247 - Em sua coluna nesta terça-feira, o jornalista Bernardo Mello Franco explicita as motivações para Michel Temer nomear Torquato Jardim para o comando do ministério da Justiça.

"Ao nomear Torquato Jardim, Michel Temer faz uma aposta agressiva para se manter no poder. O novo ministro da Justiça assume com duas missões claras: controlar a Polícia Federal e adiar o julgamento do chefe no TSE"

Em três meses no cargo, Osmar Serraglio não conseguiu domar os homens de preto. Pelo contrário: foi desmoralizado ao estrelar um grampo da Operação Carne Fraca. No áudio, chamava de "grande chefe" um fiscal acusado de corrupção.

(...)

Antes de tomar posse, Torquato já mostrou a que veio. Disse que consultará Temer antes de decidir se mantém o diretor da PF. Em português claro: ele perguntará ao investigado se deve trocar o chefe dos investigadores.

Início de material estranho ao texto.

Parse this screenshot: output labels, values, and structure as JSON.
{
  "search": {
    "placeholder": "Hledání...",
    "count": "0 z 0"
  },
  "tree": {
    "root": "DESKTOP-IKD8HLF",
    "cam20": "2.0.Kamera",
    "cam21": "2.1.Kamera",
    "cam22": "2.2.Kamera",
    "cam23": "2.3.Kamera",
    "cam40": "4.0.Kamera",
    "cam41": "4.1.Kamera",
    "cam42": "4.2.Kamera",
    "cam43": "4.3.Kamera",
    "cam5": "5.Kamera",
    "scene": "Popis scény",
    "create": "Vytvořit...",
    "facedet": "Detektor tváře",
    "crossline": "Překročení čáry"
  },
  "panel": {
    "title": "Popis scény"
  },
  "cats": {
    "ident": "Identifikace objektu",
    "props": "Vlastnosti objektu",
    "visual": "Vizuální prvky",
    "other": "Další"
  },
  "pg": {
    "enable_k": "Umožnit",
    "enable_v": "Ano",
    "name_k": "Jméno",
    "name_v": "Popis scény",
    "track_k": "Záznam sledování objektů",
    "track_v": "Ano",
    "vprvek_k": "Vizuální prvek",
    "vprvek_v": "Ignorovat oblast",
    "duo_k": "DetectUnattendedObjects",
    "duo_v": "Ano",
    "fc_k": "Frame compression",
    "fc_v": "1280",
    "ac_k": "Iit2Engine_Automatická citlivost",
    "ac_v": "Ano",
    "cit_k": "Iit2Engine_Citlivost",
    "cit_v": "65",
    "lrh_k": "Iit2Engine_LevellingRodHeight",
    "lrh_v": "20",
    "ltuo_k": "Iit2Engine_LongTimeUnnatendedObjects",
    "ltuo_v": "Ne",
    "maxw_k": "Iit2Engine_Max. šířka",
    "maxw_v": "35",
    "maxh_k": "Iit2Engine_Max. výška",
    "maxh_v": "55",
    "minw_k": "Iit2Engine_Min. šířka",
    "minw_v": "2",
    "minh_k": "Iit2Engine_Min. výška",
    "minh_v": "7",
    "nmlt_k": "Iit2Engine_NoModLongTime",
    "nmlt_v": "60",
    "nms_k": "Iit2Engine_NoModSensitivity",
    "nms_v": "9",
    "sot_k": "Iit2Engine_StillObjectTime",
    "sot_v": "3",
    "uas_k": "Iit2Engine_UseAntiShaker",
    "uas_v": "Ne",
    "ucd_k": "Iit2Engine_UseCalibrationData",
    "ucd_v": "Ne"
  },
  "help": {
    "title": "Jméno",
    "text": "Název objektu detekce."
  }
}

Resta saber se os delegados aceitarão o cabresto sem reclamar.

A outra missão de Torquato é protelar ainda mais o julgamento da chapa Dilma-Temer no TSE. Ele disse ao "Correio Braziliense" que seria "a coisa mais natural" um ministro da corte pedir vista do processo. Sem cerimônia, sugeriu para a tarefa o novato Admar Gonzaga. Com isso, o presidente ganharia tempo para usar a caneta e tentar se segurar no Planalto."